Something gravid, something leaden has crept into my bones, some enervation whose source might be my mind. Each day I leave nothing behind, though there is nothing in my bag that I could not easily replace or live without.
The money my father gave me when I left St. John’s is almost gone. The amount I put aside for my return passage I will not use on rent, in which case I have at most a few weeks left.
I have lost a lot of weight. I can tell by the looseness of my clothes and by the way my face feels when, after splashing it with water, I towel it dry.

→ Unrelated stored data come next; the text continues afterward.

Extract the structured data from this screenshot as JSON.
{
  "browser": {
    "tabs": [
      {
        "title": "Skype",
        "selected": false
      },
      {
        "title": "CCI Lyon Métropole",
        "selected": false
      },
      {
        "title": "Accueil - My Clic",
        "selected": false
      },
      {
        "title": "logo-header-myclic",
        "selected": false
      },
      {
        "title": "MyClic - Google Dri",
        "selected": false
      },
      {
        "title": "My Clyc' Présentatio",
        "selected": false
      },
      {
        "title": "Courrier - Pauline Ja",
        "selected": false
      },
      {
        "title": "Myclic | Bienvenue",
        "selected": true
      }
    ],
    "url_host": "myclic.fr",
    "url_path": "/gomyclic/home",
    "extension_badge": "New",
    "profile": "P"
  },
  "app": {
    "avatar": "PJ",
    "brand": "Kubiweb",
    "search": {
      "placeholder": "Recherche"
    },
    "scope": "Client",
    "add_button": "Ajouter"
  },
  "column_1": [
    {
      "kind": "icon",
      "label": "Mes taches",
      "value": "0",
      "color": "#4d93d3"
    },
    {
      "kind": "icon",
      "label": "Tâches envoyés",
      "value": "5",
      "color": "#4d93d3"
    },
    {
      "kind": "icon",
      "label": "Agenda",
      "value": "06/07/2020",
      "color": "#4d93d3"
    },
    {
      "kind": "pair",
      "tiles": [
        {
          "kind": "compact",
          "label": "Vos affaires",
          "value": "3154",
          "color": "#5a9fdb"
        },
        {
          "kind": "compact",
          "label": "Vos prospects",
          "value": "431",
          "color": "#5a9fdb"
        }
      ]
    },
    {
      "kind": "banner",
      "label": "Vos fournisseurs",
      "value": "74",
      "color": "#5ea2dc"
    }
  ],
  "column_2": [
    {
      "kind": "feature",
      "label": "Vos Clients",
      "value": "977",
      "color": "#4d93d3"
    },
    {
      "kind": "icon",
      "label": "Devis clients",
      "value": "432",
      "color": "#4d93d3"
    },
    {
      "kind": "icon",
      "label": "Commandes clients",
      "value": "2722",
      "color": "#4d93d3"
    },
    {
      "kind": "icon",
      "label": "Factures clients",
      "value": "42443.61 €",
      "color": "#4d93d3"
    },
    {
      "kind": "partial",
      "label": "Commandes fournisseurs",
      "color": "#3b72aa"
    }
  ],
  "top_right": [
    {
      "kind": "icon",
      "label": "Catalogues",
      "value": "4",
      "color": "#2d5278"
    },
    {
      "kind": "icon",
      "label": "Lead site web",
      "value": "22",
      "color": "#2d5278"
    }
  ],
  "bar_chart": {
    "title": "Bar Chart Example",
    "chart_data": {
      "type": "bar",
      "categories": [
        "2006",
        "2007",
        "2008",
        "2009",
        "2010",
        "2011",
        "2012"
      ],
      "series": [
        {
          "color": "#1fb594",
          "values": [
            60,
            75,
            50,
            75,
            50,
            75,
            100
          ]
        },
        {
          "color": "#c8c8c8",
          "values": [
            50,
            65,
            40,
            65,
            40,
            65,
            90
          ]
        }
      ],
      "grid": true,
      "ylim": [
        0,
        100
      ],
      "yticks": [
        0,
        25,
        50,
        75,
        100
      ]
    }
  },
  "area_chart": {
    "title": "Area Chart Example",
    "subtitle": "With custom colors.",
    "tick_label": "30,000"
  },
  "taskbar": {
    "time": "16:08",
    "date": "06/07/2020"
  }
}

There is no mirror in my room and I no longer go elsewhere to look at my reflection, no longer appraise my figure in department stores or the windows of neighbourhood shops. I almost never eat because of the cost of the gin that my landlord seems to have a limitless supply of.
I carry in my coat pocket the letter from my Provider. The letter that, several times each day for the past few months, I have read. I put my portmanteau between my feet, tuck my cane beneath one arm, and right there on the sidewalk, oblivious to the other pedestrians who are forced to sidestep me and mutter at me in frustration, read the letter.
I have become famous in the neighbourhood as “the letter lady,” the tall woman with the cane and the portmanteau who stops suddenly in mid-stride to extricate from her pocket and read, as if she received it just this morning and cannot credit its contents, the creased and yellowed letter, the letter that, by the way she pores over it in sheltered doorways on rainy days, contains some life-altering revelation. Which perhaps it does, if only I could understand the words.
One day, when I wake in the morning, I find that an envelope has been slipped beneath my door. A notice of eviction I think, until I open it.
The first thing I notice is the closing salutation, Your Provider.
I am so startled I let the single page fall and stand there holding the empty envelope with both hands. I stare at the paper on the floor. I have the feeling that everything that has happened to me since I opened his last letter has been orchestrated by him. I know this cannot be, but I can’t help feeling that it is.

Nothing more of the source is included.